The impeller of a washing machine

If there’s a filter – often attached inside the access cap – remove any fluff, sludge or scale, then do the same inside the machine; a wipe with a damp cloth may be enough. Make sure that the screw threads and seal on the machine and cap are clean and free of any gunge, then screw the cap back on firmly, being careful not to cross-thread it. Wipe around the cap with tissue to ensure the area is fully dry.

Wiping clean the washing machine pump cover screw thread

3. Will my washing machine drain?

Time for a quick test. Select a wash programme, start the machine, and allow it to fill for a short while before stopping it with the programme selector. Now select the drain programme and test whether it drains. If it does, skip to step five – but first, check around the pump access hatch. If any water has seeped out then you’ll need to remove it, clean and refit it again. A small amount of Vaseline or petroleum grease will help to guarantee a water-tight seal.

Washing machine running a drain programme

4. Check the hose and standpipe

If clearing the pump didn’t help, you need to inspect the main drain hose and standpipe. You might want to wear rubber gloves and put a towel down.

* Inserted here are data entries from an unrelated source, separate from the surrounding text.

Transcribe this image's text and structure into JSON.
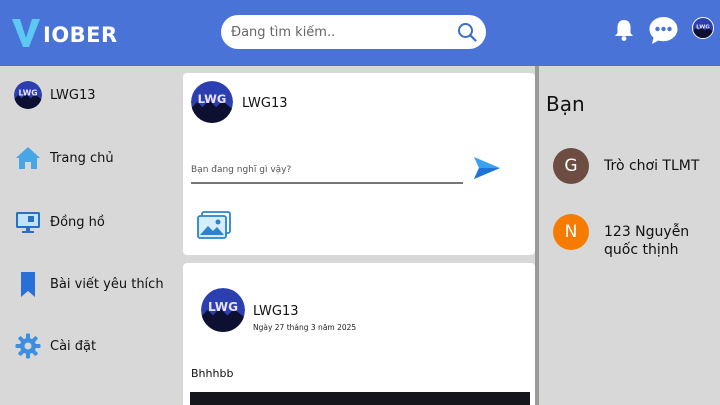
{
  "header": {
    "logo_text": "IOBER",
    "search_placeholder": "Đang tìm kiếm..",
    "icons": [
      "search-icon",
      "bell-icon",
      "chat-icon"
    ],
    "colors": {
      "bar": "#4a73d8",
      "logo_v": "#5cc8f4"
    }
  },
  "sidebar": {
    "profile_name": "LWG13",
    "items": [
      {
        "label": "Trang chủ",
        "icon": "home-icon"
      },
      {
        "label": "Đồng hồ",
        "icon": "clock-monitor-icon"
      },
      {
        "label": "Bài viết yêu thích",
        "icon": "bookmark-icon"
      },
      {
        "label": "Cài đặt",
        "icon": "gear-icon"
      }
    ]
  },
  "composer": {
    "name": "LWG13",
    "placeholder": "Bạn đang nghĩ gì vậy?",
    "icons": [
      "send-icon",
      "photo-icon"
    ]
  },
  "post": {
    "author": "LWG13",
    "date": "Ngày 27 tháng 3 năm 2025",
    "body": "Bhhhbb"
  },
  "friends": {
    "title": "Bạn",
    "list": [
      {
        "initial": "G",
        "name": "Trò chơi TLMT",
        "color": "#6d4c41"
      },
      {
        "initial": "N",
        "name": "123 Nguyễn quốc thịnh",
        "color": "#f57c00"
      }
    ]
  },
  "avatar_text": "LWG"
}
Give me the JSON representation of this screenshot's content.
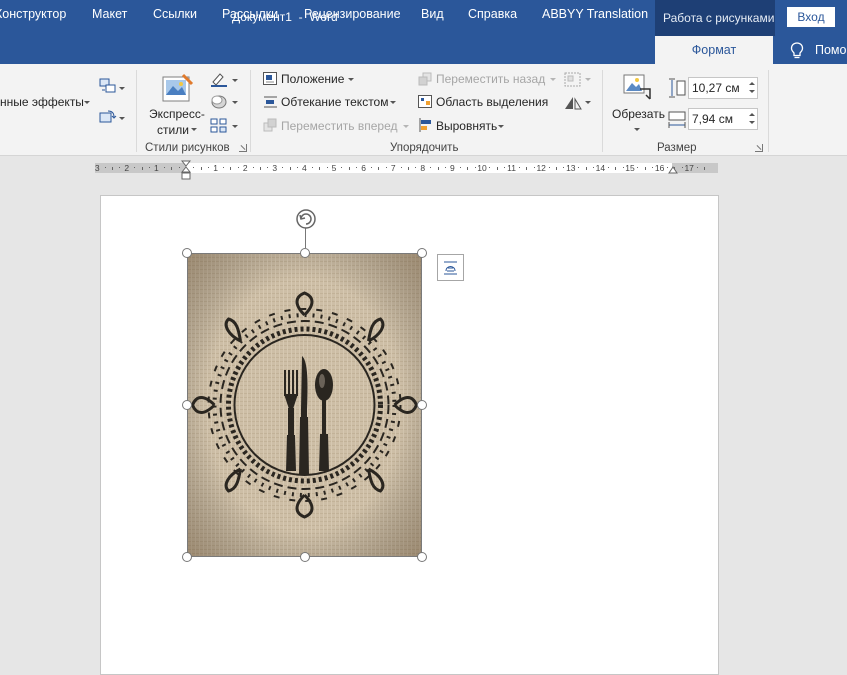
{
  "titlebar": {
    "document_title": "Документ1  -  Word",
    "context_tab": "Работа с рисунками",
    "signin": "Вход"
  },
  "tabs": [
    "Конструктор",
    "Макет",
    "Ссылки",
    "Рассылки",
    "Рецензирование",
    "Вид",
    "Справка",
    "ABBYY Translation"
  ],
  "active_tab": "Формат",
  "tell_me": "Помо",
  "ribbon": {
    "picture_effects_label": "нные эффекты",
    "express_styles_line1": "Экспресс-",
    "express_styles_line2": "стили",
    "group_picture_styles": "Стили рисунков",
    "position": "Положение",
    "wrap_text": "Обтекание текстом",
    "bring_forward": "Переместить вперед",
    "send_backward": "Переместить назад",
    "selection_pane": "Область выделения",
    "align": "Выровнять",
    "group_arrange": "Упорядочить",
    "crop": "Обрезать",
    "height": "10,27 см",
    "width": "7,94 см",
    "group_size": "Размер"
  },
  "ruler": {
    "numbers": [
      "3",
      "2",
      "1",
      "1",
      "2",
      "3",
      "4",
      "5",
      "6",
      "7",
      "8",
      "9",
      "10",
      "11",
      "12",
      "13",
      "14",
      "15",
      "16",
      "17"
    ]
  },
  "colors": {
    "accent": "#2b579a",
    "accent_dark": "#1e3f75",
    "ribbon_bg": "#f3f3f3",
    "workspace_bg": "#e6e6e6",
    "burlap": "#cfc0a8"
  },
  "icons": [
    "rotate-handle-icon",
    "layout-options-icon",
    "lightbulb-icon",
    "crop-icon",
    "height-icon",
    "width-icon"
  ]
}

Unplug the machine again and pull it forward if necessary to give you room round the back. Check the full length of the drain hose for any kinks or twists. If you don’t see any, pull the hose from the standpipe and remove any obvious lumps of matter, then work along the hose’s length, flexing it as much as possible to feel for any obvious blockages.

You may be able to break blockages up by flexing the hose, or by poking them with a straightened coat hanger.

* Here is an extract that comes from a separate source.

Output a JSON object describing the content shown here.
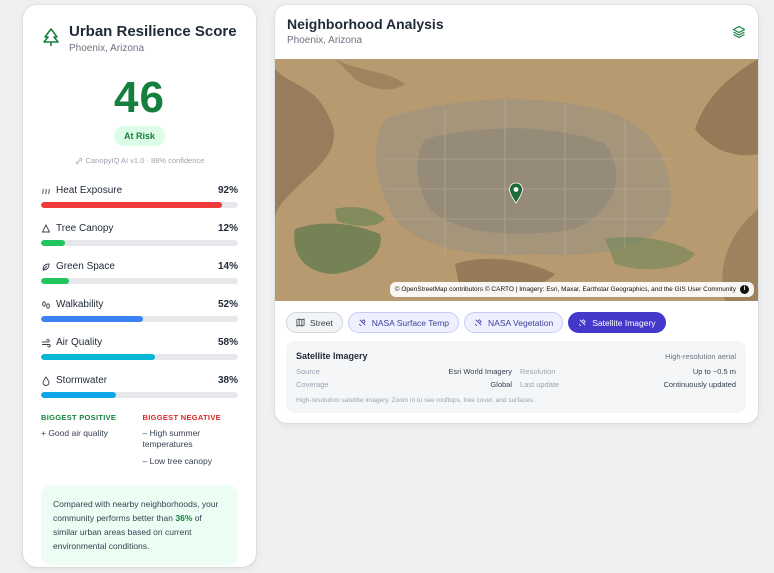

A washing machine drain hose removed from the standpipe

Next, check the outside of the standpipe for water – if it’s wet there might be a blockage in the drain itself. A powerful drain cleaner might help here, but be careful when pouring it in – if the drain is fully blocked, corrosive chemicals may overflow the pipe.

In all cases, be careful when you replace the hose in the standpipe. Don’t push it in too far, and make sure there’s a gap around it to allow trapped air to escape. Leave any drain cleaner time to work, then repeat the drain test from step three.

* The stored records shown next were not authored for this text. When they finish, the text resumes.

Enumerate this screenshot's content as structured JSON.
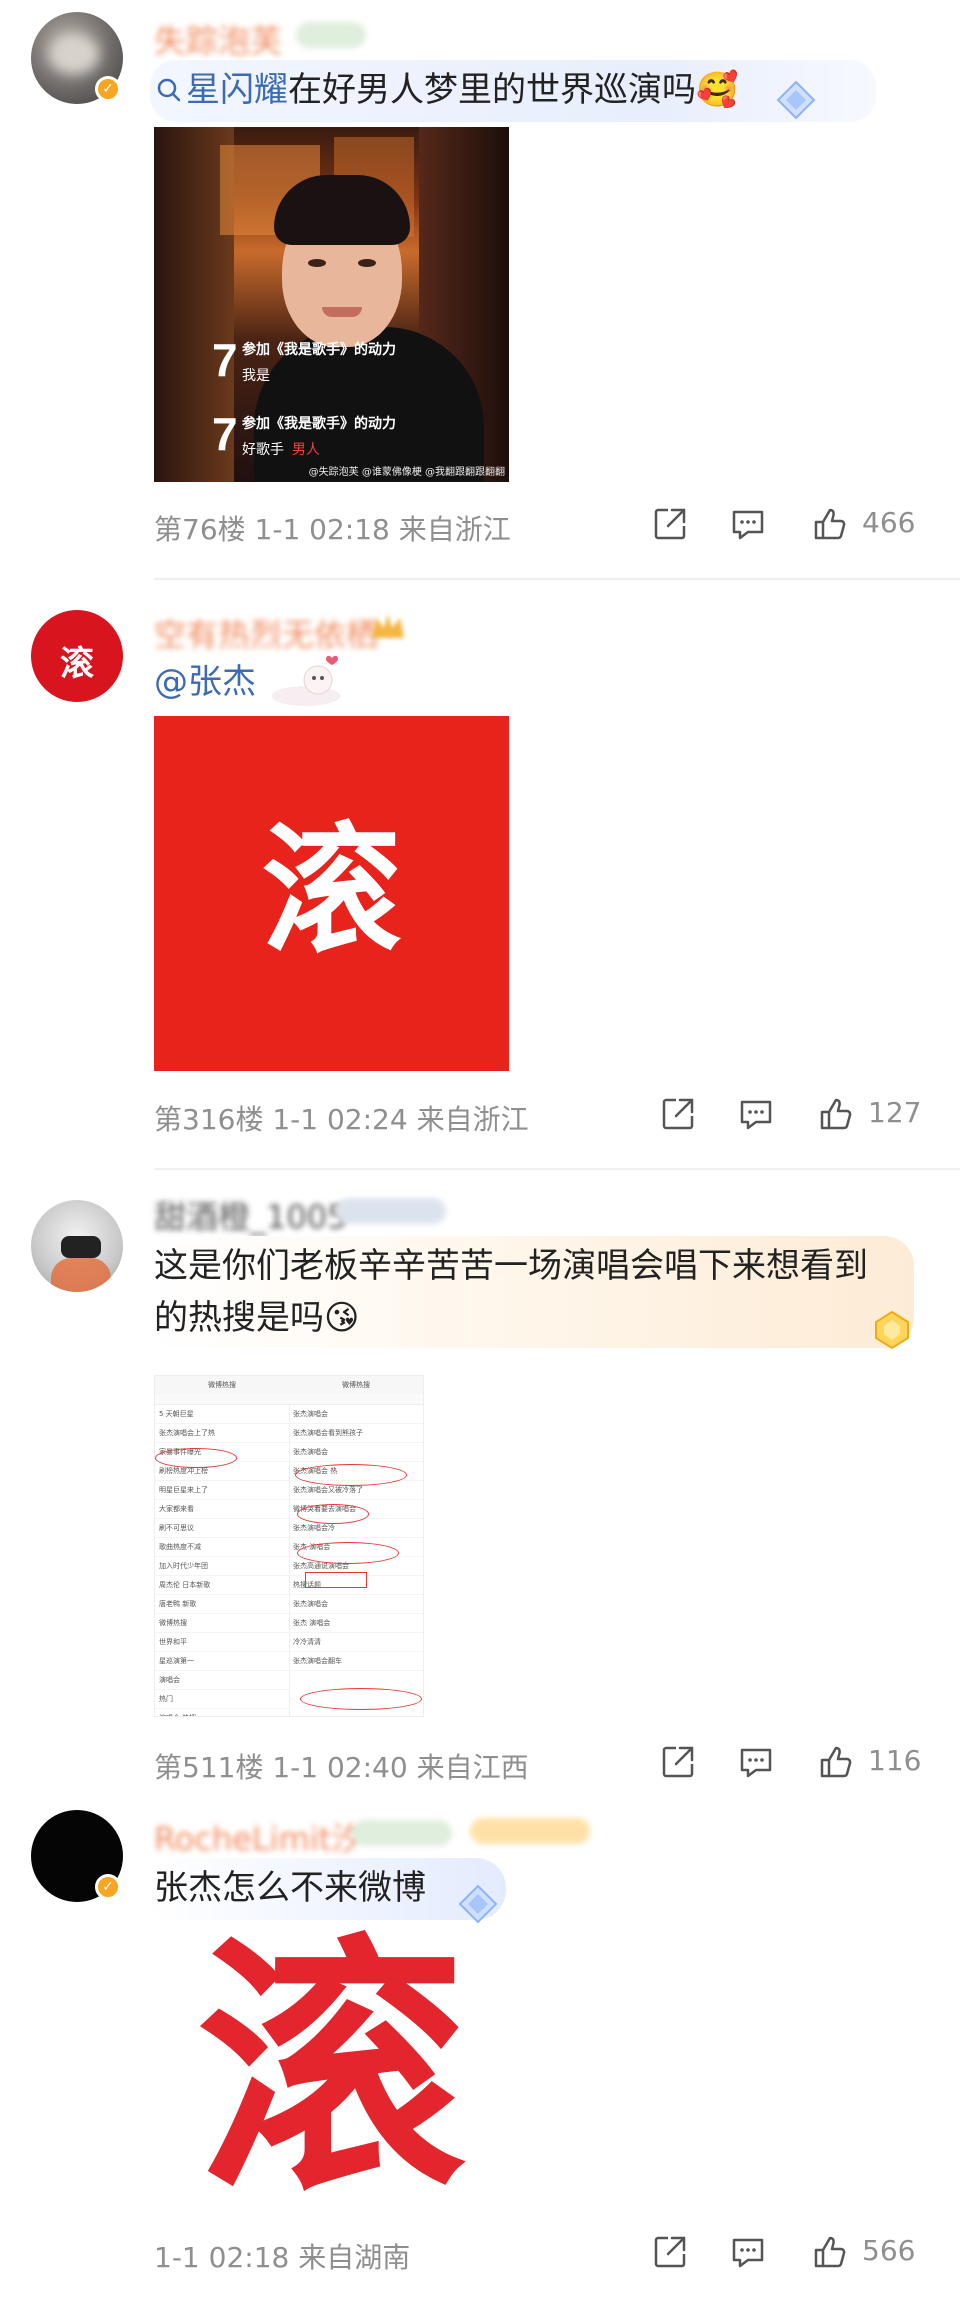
{
  "comments": [
    {
      "username": "失踪泡芙",
      "topic": "星闪耀",
      "text": "在好男人梦里的世界巡演吗",
      "emoji": "🥰",
      "image": {
        "caption1_num": "7",
        "caption1_line": "参加《我是歌手》的动力",
        "caption1_sub": "我是",
        "caption2_num": "7",
        "caption2_line": "参加《我是歌手》的动力",
        "caption2_sub": "好歌手",
        "caption2_sub_red": "男人",
        "watermark": "@失踪泡芙 @谁蒙佛像梗 @我翻跟翻跟翻翻"
      },
      "floor": "第76楼",
      "time": "1-1 02:18",
      "location": "来自浙江",
      "likes": "466"
    },
    {
      "username": "空有热烈无依栖",
      "text": "@张杰",
      "image": {
        "glyph": "滚"
      },
      "avatar_glyph": "滚",
      "floor": "第316楼",
      "time": "1-1 02:24",
      "location": "来自浙江",
      "likes": "127"
    },
    {
      "username": "甜酒橙_1005",
      "text": "这是你们老板辛辛苦苦一场演唱会唱下来想看到的热搜是吗",
      "emoji": "😘",
      "image": {
        "left_title": "微博热搜",
        "right_title": "微博热搜",
        "left_rows": [
          "5 天朝巨星",
          "张杰演唱会上了热",
          "家暴事件曝光",
          "刷榜热度冲上榜",
          "明星巨星来上了",
          "大家都来看",
          "刷不可思议",
          "歌曲热度不减",
          "加入时代少年团",
          "周杰伦 日本新歌",
          "唐老鸭 新歌",
          "微博热搜",
          "世界和平",
          "星巡演第一",
          "演唱会",
          "热门",
          "演唱会 热搜"
        ],
        "right_rows": [
          "张杰演唱会",
          "张杰演唱会看到熊孩子",
          "张杰演唱会",
          "张杰演唱会 热",
          "张杰演唱会又被冷落了",
          "微博哭着要去演唱会",
          "张杰演唱会冷",
          "张杰 演唱会",
          "张杰高通说演唱会",
          "热搜话题",
          "张杰演唱会",
          "张杰 演唱会",
          "冷冷清清",
          "张杰演唱会翻车"
        ]
      },
      "floor": "第511楼",
      "time": "1-1 02:40",
      "location": "来自江西",
      "likes": "116"
    },
    {
      "username": "RocheLimit汐",
      "text": "张杰怎么不来微博",
      "image": {
        "glyph": "滚"
      },
      "floor": "",
      "time": "1-1 02:18",
      "location": "来自湖南",
      "likes": "566"
    }
  ],
  "icons": {
    "share": "share-icon",
    "comment": "comment-icon",
    "like": "like-icon",
    "search": "search-icon",
    "verified": "verified-badge-icon"
  },
  "colors": {
    "topic_link": "#3d6bb3",
    "meta_gray": "#8f8f8f",
    "red_image": "#e8231c",
    "username": "#f08a5d"
  }
}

Adding Mr Muscle drain cleaner to a washing machine standpipe

If the washing machine drains, push it back into place, but check as you do so that the hose isn’t becoming pinched. Use the provided u-shaped guide if necessary to prevent kinks near the standpipe.

A washing machine drain hose guide above the standpipe

If your washing machine still won’t drain, it’s probably time to call in the professionals. Before calling out repairers, double-check that the standpipe is draining properly; try quickly pouring several litres of water down it. If it still backs up, you might need a plumber instead.

5. Clean the machine

Once your washing machine is draining properly, it’s a good idea to give it a thorough clean to clear out as much gunk as possible. First, empty the machine, set the hottest wash programme possible, add your normal detergent and let the programme finish. This will help dissolve fatty deposits and kill off mould and bacteria, both in the machine and in the standpipe.

A washing machine control panel showing it's on a boil wash

Next, buy a washing machine descaler designed to be used in a one-off application, and follow the pack instructions to descale the machine. This will remove limescale from the heating element and other parts, and help prevent other material coalescing around it.

Adding descaler to a washing machine drum

Prevent future blockages and extend the life of your machine with preventative maintenance. Consider a regular-use descaler such as Calgon to keep on top of limescale buildup, and every six months or so, follow the above procedure to clear the pump and filter.

You may also want to consider proactively using a sink unblocker in the standpipe – but be aware that the chemicals are quite damaging to the environment; we wouldn’t recommend it unless you know your standpipe has a habit of becoming blocked.